Artikel 3. Vergunningen

  • 1.

    Het is verboden een standplaats op een markt in te nemen zonder vergunning van het college.

  • 2.

    Een vaste standplaatsvergunning geldt voor onbepaalde tijd en voor de op de vergunning vermelde standplaats, tenzij de vergunning anders bepaalt. Het college kan in bijzondere gevallen een andere standplaats aanwijzen. De aanvraag om vergunning wordt schriftelijk ingediend.

  • 3.

    Een dagplaatsvergunning geldt voor één dag en voor de op de vergunning vermelde standplaats. De vergunning wordt kort voor aanvang van de markt op een vast tijdstip mondeling aangevraagd bij de marktmeester.

  • 4.

    Een seizoensplaatsvergunning is gelijk aan een vaste standplaatsvergunning, maar geldt voor maximaal een half jaar in een bepaalde periode en voor de op de vergunning vermelde standplaats, tenzij de vergunning anders bepaalt. Het college kan in bijzondere gevallen een ander standplaats aanwijzen. De aanvraag om vergunning wordt schriftelijk ingediend.

  • 5.

    Het is verboden op een markt zonder standwerkvergunning van het college als standwerker op te treden op een markt. Onder standwerker wordt verstaan iemand die publiek om zich heen verzamelt en door een aansprekende uiteenzetting of demonstratie het publiek probeert over te halen het artikel te kopen. Een standwerkvergunning kan worden verleend aan aanvragers die zich uiterlijk op de dinsdag voorafgaand aan de betreffende markt voor 12.00 uur telefonisch dan wel via e-mail hebben gemeld.

  • 6.

    Aan een vergunning kunnen voorschriften en beperkingen worden verbonden.

  • 7.

    Vergunning kan enkel worden verleend aan een handelingsbekwame natuurlijke persoon die voortdurend ingeschreven staat in het Handelsregister van de Kamer van Koophandel en die tevens gerechtigd is in Nederland arbeid te verrichten. Deze persoon kan maximaal één vergunning per markt krijgen.

  • 8.

    Bij een eerste aanvraag om vergunning moet een geldig identiteitsbewijs overgelegd worden.

  • 9.

    De vergunninghouder van een standplaats is op eerste verzoek van de marktmeester verplicht aan te tonen dat hij daartoe gerechtigd is.

  • 10.

    Het college kan aan het gebruik van de standplaats nadere eisen stellen.

     

Artikel 4. Mandaatverboden

  • 1.

    De bevoegdheid tot het vaststellen van inrichtingsplannen kan niet worden gemandateerd.

  • 2.

    De bevoegdheid tot het wijzigen van inrichtingsplannen kan niet aan de marktmeester worden gemandateerd.

  • 3.

    De bevoegdheid tot het verlenen of het intrekken van een vaste standplaatsvergunning kan niet aan de marktmeester worden gemandateerd.

     

Hoofdstuk 2. Vaste standplaatsvergunningen en seizoensplaatsvergunningen

 

Artikel 5. Selectiestelsel

1.Voor de toekenning van een vaste standplaatsvergunning wordt het selectiestelsel gehanteerd.
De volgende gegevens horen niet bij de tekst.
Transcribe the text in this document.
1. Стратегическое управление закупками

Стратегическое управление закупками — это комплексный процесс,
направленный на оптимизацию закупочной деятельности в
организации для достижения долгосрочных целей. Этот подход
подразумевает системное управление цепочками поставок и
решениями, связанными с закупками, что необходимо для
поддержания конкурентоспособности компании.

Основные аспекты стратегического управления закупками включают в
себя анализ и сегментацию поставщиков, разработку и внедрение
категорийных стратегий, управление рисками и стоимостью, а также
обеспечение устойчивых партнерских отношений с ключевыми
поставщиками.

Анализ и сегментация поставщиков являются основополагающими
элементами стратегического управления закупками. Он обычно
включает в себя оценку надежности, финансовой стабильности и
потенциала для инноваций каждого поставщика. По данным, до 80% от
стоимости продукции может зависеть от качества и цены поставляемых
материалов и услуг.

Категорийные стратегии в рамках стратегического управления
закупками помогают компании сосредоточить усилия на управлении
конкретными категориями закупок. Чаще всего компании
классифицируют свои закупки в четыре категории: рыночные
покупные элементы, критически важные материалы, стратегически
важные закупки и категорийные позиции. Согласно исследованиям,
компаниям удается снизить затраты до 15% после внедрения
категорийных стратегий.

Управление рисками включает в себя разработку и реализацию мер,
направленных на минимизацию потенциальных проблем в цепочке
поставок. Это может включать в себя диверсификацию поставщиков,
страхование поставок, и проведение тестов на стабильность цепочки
2.  Het college maakt ten minste 1x per jaar en zoveel vaker als gewenst bekend dat voor de markt één of meer vaste standplaatsvergunningen kunnen worden verleend, voor welke branche of artikelgroep dit geldt en dat gegadigden voor een vergunning binnen een daartoe gestelde termijn daarvoor een aanvraag kunnen indienen. Indien een aanvraag buiten de daarvoor gestelde termijn binnenkomt, wordt de aanvraag meegenomen bij de reacties op de eerstvolgende bekendmaking.
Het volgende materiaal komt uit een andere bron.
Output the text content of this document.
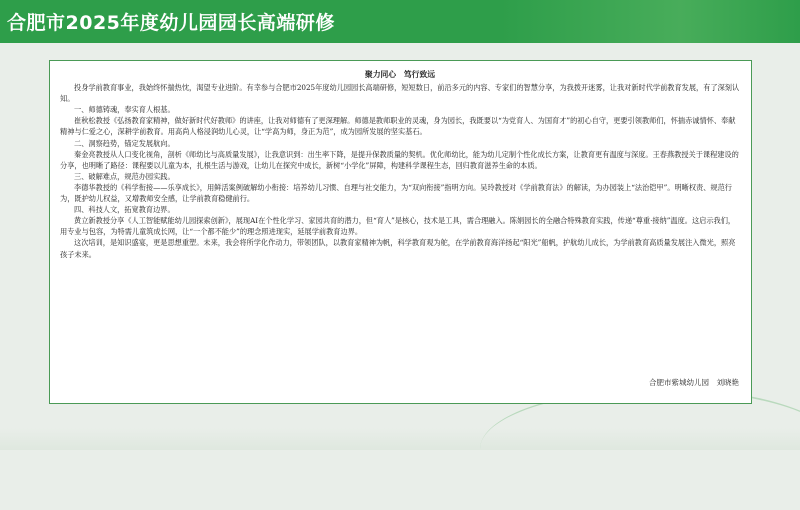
合肥市2025年度幼儿园园长高端研修
聚力同心　笃行致远

投身学前教育事业，我始终怀揣热忱，渴望专业进阶。有幸参与合肥市2025年度幼儿园园长高端研修，短短数日，前沿多元的内容、专家们的智慧分享，为我拨开迷雾，让我对新时代学前教育发展，有了深刻认知。

一、师德铸魂，奉实育人根基。

崔秋松教授《弘扬教育家精神，做好新时代好教师》的讲座，让我对师德有了更深理解。师德是教师职业的灵魂，身为园长，我既要以“为党育人、为国育才”的初心自守，更要引领教师们，怀揣赤诚情怀、奉献精神与仁爱之心，深耕学前教育。用高尚人格浸润幼儿心灵，让“学高为师，身正为范”，成为园所发展的坚实基石。

二、洞察趋势，锚定发展航向。

秦金亮教授从人口变化视角，剖析《师幼比与高质量发展》，让我意识到：出生率下降，是提升保教质量的契机。优化师幼比，能为幼儿定制个性化成长方案，让教育更有温度与深度。王春燕教授关于课程建设的分享，也明晰了路径：课程要以儿童为本，扎根生活与游戏，让幼儿在探究中成长，新树“小学化”屏障，构建科学课程生态，回归教育滋养生命的本质。

三、破解难点，规范办园实践。

李德华教授的《科学衔接——乐享成长》，用鲜活案例破解幼小衔接：培养幼儿习惯、自理与社交能力，为“双向衔接”指明方向。吴玲教授对《学前教育法》的解读，为办园装上“法治铠甲”。明晰权责、规范行为，既护幼儿权益，又增教师安全感，让学前教育稳健前行。

四、科技人文，拓宽教育边界。

黄立新教授分享《人工智能赋能幼儿园探索创新》，展现AI在个性化学习、家园共育的潜力，但“育人”是核心，技术是工具，需合理融入。陈娟园长的全融合特殊教育实践，传递“尊重·接纳”温度。这启示我们，用专业与包容，为特需儿童筑成长网，让“一个都不能少”的理念照进现实，延展学前教育边界。

这次培训，是知识盛宴，更是思想重塑。未来，我会将所学化作动力，带领团队，以教育家精神为帆，科学教育观为舵，在学前教育海洋扬起“阳光”船帆，护航幼儿成长，为学前教育高质量发展注入微光，照亮孩子未来。

合肥市紫城幼儿园　刘晓艳
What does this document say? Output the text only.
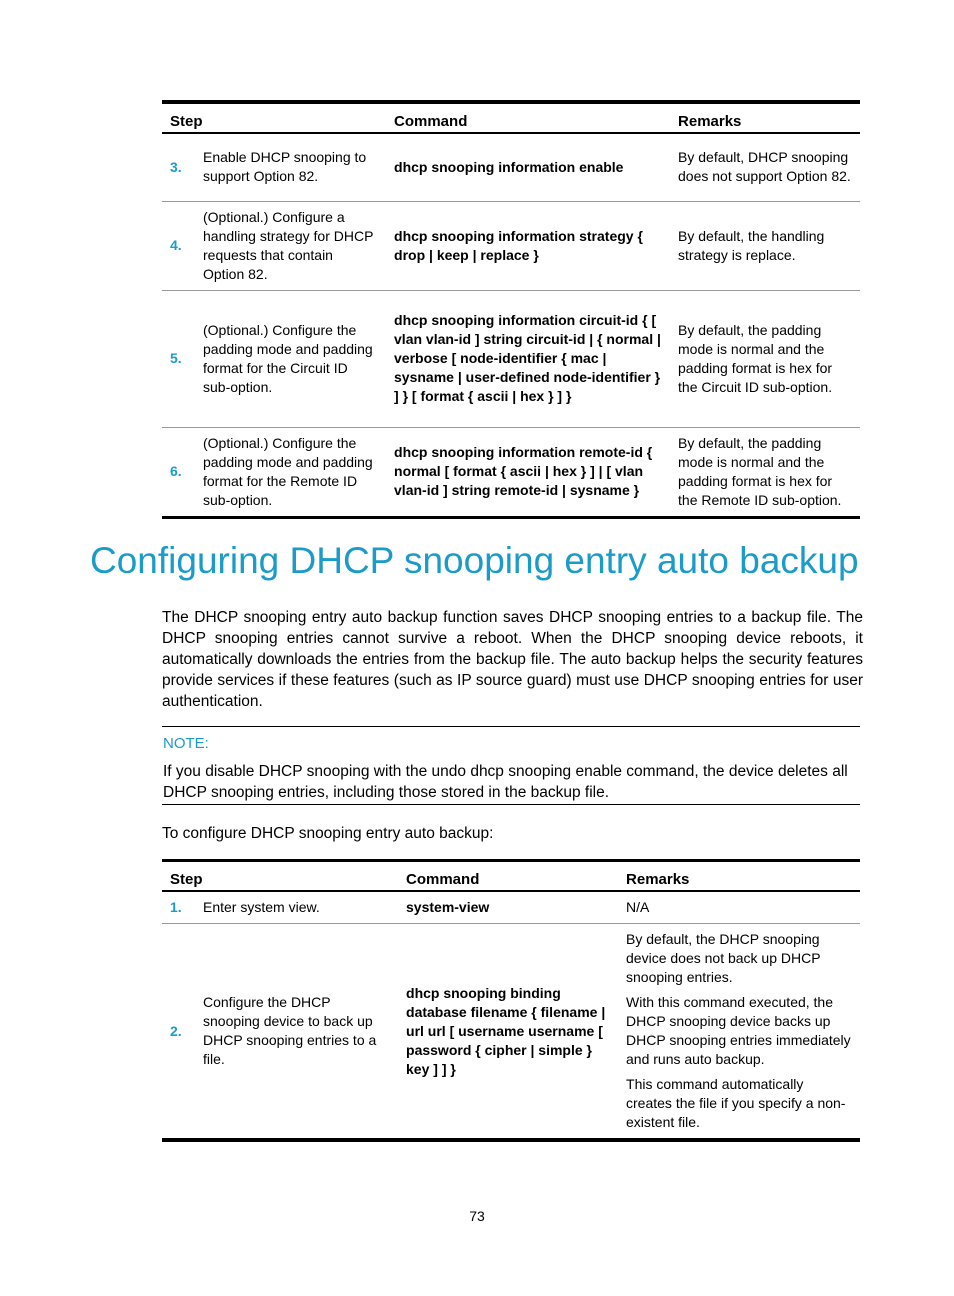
Step		Command	Remarks
3.	Enable DHCP snooping to support Option 82.	dhcp snooping information enable	By default, DHCP snooping does not support Option 82.
4.	(Optional.) Configure a handling strategy for DHCP requests that contain Option 82.	dhcp snooping information strategy { drop | keep | replace }	By default, the handling strategy is replace.
5.	(Optional.) Configure the padding mode and padding format for the Circuit ID sub-option.	dhcp snooping information circuit-id { [ vlan vlan-id ] string circuit-id | { normal | verbose [ node-identifier { mac | sysname | user-defined node-identifier } ] } [ format { ascii | hex } ] }	By default, the padding mode is normal and the padding format is hex for the Circuit ID sub-option.
6.	(Optional.) Configure the padding mode and padding format for the Remote ID sub-option.	dhcp snooping information remote-id { normal [ format { ascii | hex } ] | [ vlan vlan-id ] string remote-id | sysname }	By default, the padding mode is normal and the padding format is hex for the Remote ID sub-option.
Configuring DHCP snooping entry auto backup

The DHCP snooping entry auto backup function saves DHCP snooping entries to a backup file. The DHCP snooping entries cannot survive a reboot. When the DHCP snooping device reboots, it automatically downloads the entries from the backup file. The auto backup helps the security features provide services if these features (such as IP source guard) must use DHCP snooping entries for user authentication.

NOTE:

If you disable DHCP snooping with the undo dhcp snooping enable command, the device deletes all DHCP snooping entries, including those stored in the backup file.

To configure DHCP snooping entry auto backup:

Step		Command	Remarks
1.	Enter system view.	system-view	N/A

2.	Configure the DHCP snooping device to back up DHCP snooping entries to a file.	dhcp snooping binding database filename { filename | url url [ username username [ password { cipher | simple } key ] ] }	By default, the DHCP snooping device does not back up DHCP snooping entries.

With this command executed, the DHCP snooping device backs up DHCP snooping entries immediately and runs auto backup.

This command automatically creates the file if you specify a non-existent file.

73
3. De bekendmaking geschiedt door openbare kennisgeving in de vakbladen en op de websites van de markt en de gemeente.

4. Het college legt de aanvragen om advies voor aan een selectiecommissie van 3 personen, bestaande uit een marktmeester en twee afgevaardigden van de marktondernemers. De afvaardiging van de marktondernemers wordt per selectieronde via loting uit een pool van gekozen marktondernemers vastgesteld. De pool van 10 marktondernemers (zowel CVAH-leden als niet CVAH-leden) wordt een keer per jaar gekozen tijdens een standplaatshoudersvergadering.
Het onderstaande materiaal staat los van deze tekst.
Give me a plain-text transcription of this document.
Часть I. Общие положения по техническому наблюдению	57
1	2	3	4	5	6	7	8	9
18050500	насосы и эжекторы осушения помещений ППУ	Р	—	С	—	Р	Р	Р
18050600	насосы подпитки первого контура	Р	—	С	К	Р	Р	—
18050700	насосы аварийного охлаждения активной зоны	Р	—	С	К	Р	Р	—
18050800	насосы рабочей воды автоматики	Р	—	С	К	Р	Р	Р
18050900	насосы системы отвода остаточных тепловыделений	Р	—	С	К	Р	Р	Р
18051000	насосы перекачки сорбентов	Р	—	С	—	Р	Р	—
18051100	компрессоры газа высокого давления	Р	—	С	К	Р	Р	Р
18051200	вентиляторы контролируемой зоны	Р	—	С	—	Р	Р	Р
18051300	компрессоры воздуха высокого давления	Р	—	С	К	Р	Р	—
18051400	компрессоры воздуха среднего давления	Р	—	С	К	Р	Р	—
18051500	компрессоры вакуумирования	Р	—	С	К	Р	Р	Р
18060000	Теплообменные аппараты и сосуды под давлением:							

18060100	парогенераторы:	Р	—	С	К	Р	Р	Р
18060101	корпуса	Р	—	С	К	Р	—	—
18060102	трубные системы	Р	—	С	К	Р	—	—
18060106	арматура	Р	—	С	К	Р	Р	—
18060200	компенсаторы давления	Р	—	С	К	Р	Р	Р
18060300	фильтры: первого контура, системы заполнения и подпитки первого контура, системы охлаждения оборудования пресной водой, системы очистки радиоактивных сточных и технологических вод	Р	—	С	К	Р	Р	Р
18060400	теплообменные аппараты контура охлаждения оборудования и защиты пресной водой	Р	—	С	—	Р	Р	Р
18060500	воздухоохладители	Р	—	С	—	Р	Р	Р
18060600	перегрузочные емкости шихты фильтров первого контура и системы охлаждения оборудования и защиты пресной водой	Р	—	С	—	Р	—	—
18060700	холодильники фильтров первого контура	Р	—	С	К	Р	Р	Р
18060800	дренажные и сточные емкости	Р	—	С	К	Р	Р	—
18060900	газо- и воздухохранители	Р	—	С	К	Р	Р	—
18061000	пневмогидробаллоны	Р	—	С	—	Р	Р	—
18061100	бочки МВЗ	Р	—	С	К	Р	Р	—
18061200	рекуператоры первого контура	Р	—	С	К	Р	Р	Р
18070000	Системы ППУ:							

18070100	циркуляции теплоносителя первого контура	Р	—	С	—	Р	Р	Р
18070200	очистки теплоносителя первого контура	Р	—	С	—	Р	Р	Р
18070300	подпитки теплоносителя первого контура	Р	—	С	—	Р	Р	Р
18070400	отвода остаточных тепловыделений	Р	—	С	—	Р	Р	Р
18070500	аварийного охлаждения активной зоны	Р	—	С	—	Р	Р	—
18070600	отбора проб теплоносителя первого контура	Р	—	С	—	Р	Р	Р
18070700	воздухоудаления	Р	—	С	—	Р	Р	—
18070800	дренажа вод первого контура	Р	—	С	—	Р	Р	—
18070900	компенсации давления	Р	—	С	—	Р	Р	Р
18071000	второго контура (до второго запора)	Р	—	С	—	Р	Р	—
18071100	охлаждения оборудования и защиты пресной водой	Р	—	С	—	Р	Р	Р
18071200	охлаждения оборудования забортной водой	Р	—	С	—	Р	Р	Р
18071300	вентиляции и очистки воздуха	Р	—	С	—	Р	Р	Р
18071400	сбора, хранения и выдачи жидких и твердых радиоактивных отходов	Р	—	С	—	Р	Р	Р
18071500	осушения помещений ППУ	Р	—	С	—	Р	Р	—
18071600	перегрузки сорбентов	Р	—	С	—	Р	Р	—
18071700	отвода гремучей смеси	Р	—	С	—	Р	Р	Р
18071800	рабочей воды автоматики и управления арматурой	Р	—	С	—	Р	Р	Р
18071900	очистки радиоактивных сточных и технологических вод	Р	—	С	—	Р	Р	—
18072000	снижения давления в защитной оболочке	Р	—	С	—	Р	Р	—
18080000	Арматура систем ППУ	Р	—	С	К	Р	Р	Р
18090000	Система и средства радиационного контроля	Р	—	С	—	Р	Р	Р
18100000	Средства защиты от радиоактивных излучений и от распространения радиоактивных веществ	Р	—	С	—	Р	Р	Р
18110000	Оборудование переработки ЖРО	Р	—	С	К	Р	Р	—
5. Bij de beoordeling van de aanvragen kent het college punten toe aan de hand van de volgende aspecten:

  • a.

    het assortiment van de gegadigde vormt een gewenste toevoeging aan het marktassortiment;

  • b.

    de uitstraling van de uitstalling;

  • c.

    het marktverleden van de gegadigde (ook in andere gemeenten);

  • d.

    bij de gegadigde is sprake van maatschappelijk verantwoord ondernemen;

  • e.

    het aantal jaren dat de aanvrager in loondienst is (minimaal 2 jaar) of functioneert als (mede-) eigenaar (minimaal 2 jaar) bij een vergunninghouder die op grond van artikel 7 zijn vergunning wil overschrijven;

  • f.

    de mate waarin de marktondernemer klanten trekt.

  • Per aspect worden maximaal 20 punten toegekend. Aanvragers komen in aanmerking in de volgorde van het aantal toegekende punten. Indien in totaal niet meer dan 60 punten worden toegekend wordt de aanvraag niet verder behandeld. Als meerdere aanvragers hetzelfde aantal punten toegekend hebben gekregen wordt de uitslag volgens loting vastgesteld.

6. Maximaal 8 weken na de bekendmaking als bedoeld in het tweede lid wordt er een besluit genomen. Deze termijn kan eenmalig worden verlengt met 6 weken.

7. Indien er slechts één aanvraag binnenkomt wordt deze toch beoordeeld volgens de leden 4 en 5.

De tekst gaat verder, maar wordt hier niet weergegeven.